In [7]: V1,W1,b1,a1 = train(X,lambd=0)
nbit rec spa ent reg 0 1045.22 153.52 1099.49 0.00
1000 128.94 458.57 356.76 48.74
2000 86.48 456.00 366.91 75.44
3000 63.23 438.00 377.32 94.49
4000 62.44 450.24 381.65 110.32
5000 54.00 450.36 370.90 124.42
6000 54.19 466.40 362.62 137.63
7000 46.84 436.62 389.91 150.74
8000 40.91 441.50 391.96 164.41
9000 36.63 423.16 407.59 179.50
10000 30.43 425.86 407.38 196.64
We observe that the reconstruction term decreases strongly, indicating that the autoencoder becomes increasingly better at reconstructing the data. The sparsity term, however, increases, indicating that the standard autoencoder does not learn a sparse representation.
Sparse Autoencoder
We now would like to train a sparse autoencoder. For this, we set the sparsity parameter to λ = 1 and re-run the training procedure. We store the learned parameters in another set of variables.
In [8]: V2,W2,b2,a2 = train(X,lambd=1)
nbit rec spa ent reg 0 1086.80 157.35 1077.17 0.00
1000 176.41 170.94 1313.81 79.80
2000 155.85 159.27 1674.05 76.04
3000 146.50 154.00 1950.38 72.20
4000 142.15 155.02 2055.47 70.96
5000 131.36 156.07 2003.10 70.35
6000 136.57 157.66 1966.48 70.26
7000 136.83 154.05 2090.28 69.95
8000 125.52 147.72 2086.20 69.97
9000 132.11 159.23 1948.78 69.84
10000 127.77 156.40 2025.83 69.77
We observe that setting the parameter λ to a non-zero keeps the sparsity term low, which indicates that a sparser representation has been learned.

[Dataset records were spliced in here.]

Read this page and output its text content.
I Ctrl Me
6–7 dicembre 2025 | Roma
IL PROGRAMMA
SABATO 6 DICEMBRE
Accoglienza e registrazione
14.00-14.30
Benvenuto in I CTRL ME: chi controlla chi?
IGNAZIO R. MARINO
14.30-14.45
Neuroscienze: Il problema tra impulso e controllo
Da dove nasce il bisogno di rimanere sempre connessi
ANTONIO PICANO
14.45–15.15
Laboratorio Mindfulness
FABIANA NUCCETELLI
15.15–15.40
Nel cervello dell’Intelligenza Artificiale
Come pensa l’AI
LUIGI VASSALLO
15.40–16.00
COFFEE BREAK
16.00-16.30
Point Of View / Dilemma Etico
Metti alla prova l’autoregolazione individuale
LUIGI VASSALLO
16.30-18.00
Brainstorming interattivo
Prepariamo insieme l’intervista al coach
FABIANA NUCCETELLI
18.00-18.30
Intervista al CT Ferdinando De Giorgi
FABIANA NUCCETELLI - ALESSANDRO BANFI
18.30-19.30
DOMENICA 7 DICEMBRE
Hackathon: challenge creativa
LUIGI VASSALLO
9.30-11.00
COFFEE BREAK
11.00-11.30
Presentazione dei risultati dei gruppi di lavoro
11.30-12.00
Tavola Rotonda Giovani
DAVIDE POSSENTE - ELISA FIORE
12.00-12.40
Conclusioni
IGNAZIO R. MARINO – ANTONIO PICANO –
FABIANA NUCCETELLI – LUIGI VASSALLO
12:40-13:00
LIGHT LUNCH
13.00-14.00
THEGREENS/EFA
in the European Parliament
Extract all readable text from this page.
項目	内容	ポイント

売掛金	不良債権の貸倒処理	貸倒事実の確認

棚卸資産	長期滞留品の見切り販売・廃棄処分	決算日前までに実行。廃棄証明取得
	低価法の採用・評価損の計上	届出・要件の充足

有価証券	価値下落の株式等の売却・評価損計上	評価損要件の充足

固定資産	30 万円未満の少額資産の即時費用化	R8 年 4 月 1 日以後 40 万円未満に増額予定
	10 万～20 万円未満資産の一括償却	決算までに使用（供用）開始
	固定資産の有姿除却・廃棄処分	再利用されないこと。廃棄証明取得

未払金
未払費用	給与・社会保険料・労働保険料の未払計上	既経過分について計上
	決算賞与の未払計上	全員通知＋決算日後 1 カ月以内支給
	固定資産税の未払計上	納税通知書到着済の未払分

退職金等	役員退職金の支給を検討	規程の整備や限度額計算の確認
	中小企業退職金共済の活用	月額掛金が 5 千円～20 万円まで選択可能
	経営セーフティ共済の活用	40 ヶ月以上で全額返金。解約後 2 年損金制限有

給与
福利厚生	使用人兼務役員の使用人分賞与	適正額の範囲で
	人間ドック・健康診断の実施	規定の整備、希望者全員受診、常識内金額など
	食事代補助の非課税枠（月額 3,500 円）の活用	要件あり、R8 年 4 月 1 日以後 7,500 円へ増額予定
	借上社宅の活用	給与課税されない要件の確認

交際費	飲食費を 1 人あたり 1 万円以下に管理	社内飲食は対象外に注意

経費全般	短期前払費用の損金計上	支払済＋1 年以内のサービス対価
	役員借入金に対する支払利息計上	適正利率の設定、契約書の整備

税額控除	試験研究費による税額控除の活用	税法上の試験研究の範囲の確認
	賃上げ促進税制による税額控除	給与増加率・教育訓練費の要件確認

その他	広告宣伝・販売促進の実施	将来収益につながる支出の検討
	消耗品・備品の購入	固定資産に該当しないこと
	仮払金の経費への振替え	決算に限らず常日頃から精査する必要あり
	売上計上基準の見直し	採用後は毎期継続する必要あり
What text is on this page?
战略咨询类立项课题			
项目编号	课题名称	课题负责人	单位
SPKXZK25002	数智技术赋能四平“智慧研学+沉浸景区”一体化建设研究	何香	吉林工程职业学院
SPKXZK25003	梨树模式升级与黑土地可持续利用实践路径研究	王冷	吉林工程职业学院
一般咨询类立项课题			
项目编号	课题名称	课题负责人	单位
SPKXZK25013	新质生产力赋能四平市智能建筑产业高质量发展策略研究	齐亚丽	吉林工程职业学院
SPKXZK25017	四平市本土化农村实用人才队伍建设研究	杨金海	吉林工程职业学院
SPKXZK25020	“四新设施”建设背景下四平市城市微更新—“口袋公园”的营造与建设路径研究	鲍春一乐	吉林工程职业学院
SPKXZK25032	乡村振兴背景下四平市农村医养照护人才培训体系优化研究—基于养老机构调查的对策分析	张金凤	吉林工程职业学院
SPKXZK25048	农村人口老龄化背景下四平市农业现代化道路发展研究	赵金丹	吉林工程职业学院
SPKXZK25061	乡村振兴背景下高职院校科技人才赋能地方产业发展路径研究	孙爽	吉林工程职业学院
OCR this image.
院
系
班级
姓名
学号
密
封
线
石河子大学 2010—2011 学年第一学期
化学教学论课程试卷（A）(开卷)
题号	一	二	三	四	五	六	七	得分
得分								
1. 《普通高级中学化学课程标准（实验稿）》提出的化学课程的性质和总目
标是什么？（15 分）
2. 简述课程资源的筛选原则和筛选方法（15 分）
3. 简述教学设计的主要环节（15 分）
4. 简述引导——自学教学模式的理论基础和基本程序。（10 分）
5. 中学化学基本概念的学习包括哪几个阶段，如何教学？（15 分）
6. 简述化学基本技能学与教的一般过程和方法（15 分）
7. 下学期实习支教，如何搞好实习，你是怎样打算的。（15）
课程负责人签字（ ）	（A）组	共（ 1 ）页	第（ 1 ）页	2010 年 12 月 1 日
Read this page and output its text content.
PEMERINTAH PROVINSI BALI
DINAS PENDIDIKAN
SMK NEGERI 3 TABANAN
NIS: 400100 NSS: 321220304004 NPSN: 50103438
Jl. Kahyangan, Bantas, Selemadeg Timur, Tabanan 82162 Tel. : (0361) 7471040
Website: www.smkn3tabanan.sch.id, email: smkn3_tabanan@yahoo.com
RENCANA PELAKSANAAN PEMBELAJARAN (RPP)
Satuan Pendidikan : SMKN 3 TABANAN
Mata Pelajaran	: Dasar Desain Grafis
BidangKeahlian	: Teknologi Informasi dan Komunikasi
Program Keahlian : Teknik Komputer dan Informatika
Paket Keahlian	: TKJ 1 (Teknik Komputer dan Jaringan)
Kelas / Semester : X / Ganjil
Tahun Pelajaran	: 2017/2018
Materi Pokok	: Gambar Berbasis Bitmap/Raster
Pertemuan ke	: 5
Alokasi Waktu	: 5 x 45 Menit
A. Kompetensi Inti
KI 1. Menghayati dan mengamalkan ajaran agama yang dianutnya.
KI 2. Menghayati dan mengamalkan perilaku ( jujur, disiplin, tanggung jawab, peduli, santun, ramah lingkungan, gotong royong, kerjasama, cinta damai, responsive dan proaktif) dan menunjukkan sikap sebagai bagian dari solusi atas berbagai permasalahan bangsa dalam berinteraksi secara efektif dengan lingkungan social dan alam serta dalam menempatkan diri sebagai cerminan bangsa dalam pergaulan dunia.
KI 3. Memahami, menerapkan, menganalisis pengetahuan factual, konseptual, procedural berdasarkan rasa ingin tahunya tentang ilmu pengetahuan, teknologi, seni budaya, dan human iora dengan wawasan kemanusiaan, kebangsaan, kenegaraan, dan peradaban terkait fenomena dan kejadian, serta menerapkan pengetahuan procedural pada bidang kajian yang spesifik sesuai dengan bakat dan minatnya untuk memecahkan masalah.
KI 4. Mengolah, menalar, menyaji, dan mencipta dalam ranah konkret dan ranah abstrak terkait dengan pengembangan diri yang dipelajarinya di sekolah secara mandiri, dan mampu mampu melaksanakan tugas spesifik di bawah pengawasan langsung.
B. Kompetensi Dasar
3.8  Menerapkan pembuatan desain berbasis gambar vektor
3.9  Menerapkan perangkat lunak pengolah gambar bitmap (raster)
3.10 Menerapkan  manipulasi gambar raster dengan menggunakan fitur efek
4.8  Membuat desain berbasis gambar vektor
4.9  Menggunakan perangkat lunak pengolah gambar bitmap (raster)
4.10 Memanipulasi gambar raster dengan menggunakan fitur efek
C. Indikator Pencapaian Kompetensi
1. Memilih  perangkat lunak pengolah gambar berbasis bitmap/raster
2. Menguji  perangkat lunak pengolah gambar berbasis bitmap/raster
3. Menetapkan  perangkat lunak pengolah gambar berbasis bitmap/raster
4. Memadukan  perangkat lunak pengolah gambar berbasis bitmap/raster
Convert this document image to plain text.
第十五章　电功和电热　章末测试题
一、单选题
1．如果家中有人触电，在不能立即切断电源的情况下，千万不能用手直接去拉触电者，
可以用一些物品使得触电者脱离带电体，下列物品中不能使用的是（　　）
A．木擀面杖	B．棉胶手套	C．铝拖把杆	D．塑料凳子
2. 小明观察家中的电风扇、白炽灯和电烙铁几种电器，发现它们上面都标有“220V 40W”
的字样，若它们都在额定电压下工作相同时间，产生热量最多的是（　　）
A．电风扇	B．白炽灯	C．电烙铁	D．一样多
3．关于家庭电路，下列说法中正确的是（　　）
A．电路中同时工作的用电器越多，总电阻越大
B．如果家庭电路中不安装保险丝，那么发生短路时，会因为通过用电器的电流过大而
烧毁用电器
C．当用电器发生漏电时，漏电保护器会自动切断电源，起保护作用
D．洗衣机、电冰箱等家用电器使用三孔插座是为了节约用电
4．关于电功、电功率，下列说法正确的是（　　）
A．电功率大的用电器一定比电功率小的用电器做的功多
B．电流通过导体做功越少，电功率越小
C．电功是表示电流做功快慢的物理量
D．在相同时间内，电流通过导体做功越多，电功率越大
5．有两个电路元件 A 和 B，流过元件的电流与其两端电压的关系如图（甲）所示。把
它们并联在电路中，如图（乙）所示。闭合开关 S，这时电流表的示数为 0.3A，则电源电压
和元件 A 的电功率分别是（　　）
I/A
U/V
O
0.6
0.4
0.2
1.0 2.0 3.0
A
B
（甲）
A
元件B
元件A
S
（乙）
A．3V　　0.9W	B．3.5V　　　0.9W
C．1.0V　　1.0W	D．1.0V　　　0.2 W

In turn, we also loose a bit of reconstruction accuracy compared to the original autoencoder. This can be expected since the sparsity imposes additional constraints on the solution.
Analyzing autoencoder sparsity
As a first analysis, we would like to verify how truly sparse the representation we have learned is.
Task:
Create a line plot where the two lines represents all activations (for the 25 first examples in the dataset) sorted from largest to smallest of the respective autoencoder models.
We observe that the sparse autoencoder has a much larger proportion of weights that are close to zero. Hence, the our model has learned a sparse representation. One possible use of sparsity is to compress the data while retaining most of the information.
Inspecting the representation
As a second analysis, we would like to visualize what the decoder has learned.
Task:
Write code that displays the first 64 decoding filters of the two models, in a similar mosaic format as it was used above to display some examples from the dataset.
decoder weights for the sparse autoencoder
We observe that the filters of the standard autoencoder are quite difficult to interpret, whereas the sparse autoencoder produces filters with a stronger focus a single facial or background features such as the mouth, the nose, the bottom left/right corners, or the overall lighting condition. The features of the sparse autoencoder are also more interpretable for a human.